Değerli okuyucular, bugün yazıya başlık koyarken soru sorma hakkımızı kullanalım dedik.
Çünkü soruyu başlık yapmak kolay olduğu gibi, yazıyı yazarken de insana geniş bir hareket alanı kazandırıyor.
Başlayalım o halde: Sanayi elektriği ucuzlar mı?
Bunun için biraz gerilere doğru gidip oradan bugüne gelmekte fayda var aslında. Yine de fazla kafa karıştırmadan ilerleyelim.
Türkiye’nin elektrik sektöründe liberalizasyon serüveni son üç dört yılda yaşanan yalpalamalarla sektördeki pek çok aktörü hüsrana uğratmış durumda.
Bunun nedenlerini anlatmaya kalksak kitaplara sığmaz. Ama özetle, elektrik talebine dair öngörülerin gerçekleşmemesi, maliyet bazlı fiyatlamaya geçilemeyişi, sistem kullanım ve YEKDEM gibi kalemlerin belirsizliğinin yol açtığı öngörülemezlik, doğalgaz başta olmak üzere çapraz sübvansiyonların sona ermeyişi diyebiliriz.
Peki hüsran derken neyi kastediyoruz?
Elektrik talebinin beklendiği gibi artmaması ve arz tarafının hızla büyümesi nedeniyle fiyatların uzun süre TL bazında bile yerinde sayması hatta gerilemesi oldu. Öyle ki, geçtiğimiz yıl hem doğalgaz hem elektrik fiyat tarifelerinde yapılan yüksek zamlar bile, geçmişten birikerek gelen ağır borç yükünden kurtarmaya yetmedi.
O yüzden elektrik oyuncuları hala bankalarla köşe kapmaca oynamaya devam ediyor.
Her neyse, biz başlıktaki sorumuza dönelim. Sanayi elektriği ucuzlar mı?
Önce bu soruya nereden geldiğimize bakalım. Geçen yılki yüksek zamlar daha çok sanayi abonelerini etkiledi.

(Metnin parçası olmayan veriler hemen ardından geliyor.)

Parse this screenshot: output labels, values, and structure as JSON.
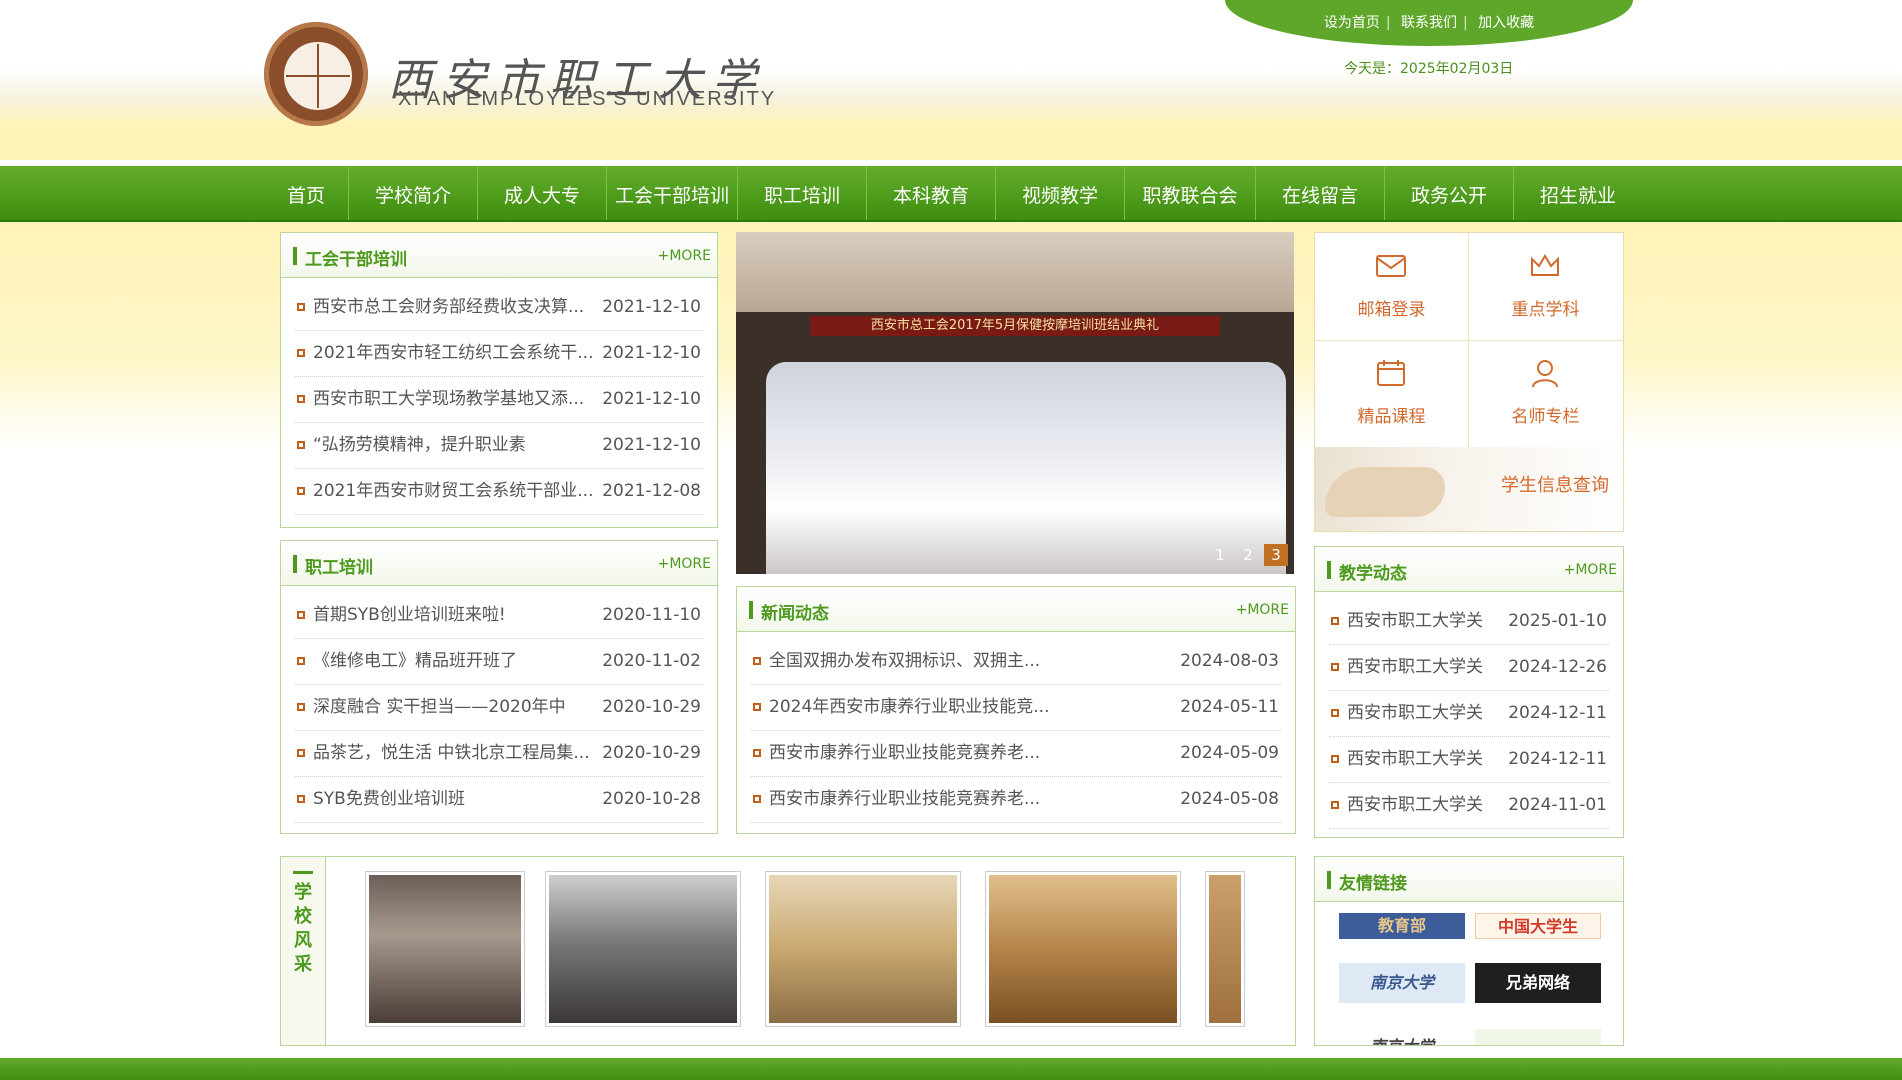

Çünkü belli ölçeğin üzerinde elektrik tüketen aboneler ihtiyaçlarını piyasadan pazarlık yoluyla tedarik etsinler yaklaşımı ağır bastı. Bu yaklaşım, konut elektriğinde fiyat düşürülürken, sanayi elektriği fiyatlarına yüksek zamlar getirilmesiyle somutlaştı.
Sanayici sadece zamlardan etkilenmekle kalmadı. Kullancağı elektriğin fiyatını tam olarak bilemeden üretim yapmak zorunda kaldı. Çünkü elektrik piyasasındaki sistem kullanım bedeli ve yenilenebilir enerji kaynaklarını destekleme mekanizması (YEKDEM) maliyeti önceden bilinemiyor. Hatta tahminlerin çok üzerinde çıkabiliyor. İşte işte bu durum da sanayicilerin kullancağı elektrik fiyatlarının tüketildikten sonra belli olmasını beraberinde getiriyor.
YEKDEM maliyetleri bu yılın başında EPDK tarafından açıklanan tahminlerin çok çok üzerinde seyretti. Hatta EPDK Mayıs ayında bu tahminleri yukarı yönlü revize etti. Buna rağmen maliyetler tahminlerin üzerinde çıkmaya devam etti. Nedeni ise kur artışlarıydı. Çünkü YEKDEM kapsamındaki santrallere verilen fiyat alım garantisi döviz cinsinden.
Başlıktaki soruya şimdi cevap verebiliriz. Kurlar son zamanlarda hızla gerilediği için YEKDEM maliyetleri de aşağı inecektir. O yüzden bu gelişme sanayiciler açısından enerji, dolayısıyla üretim maliyetlerinin düşmesi anlamın geliyor.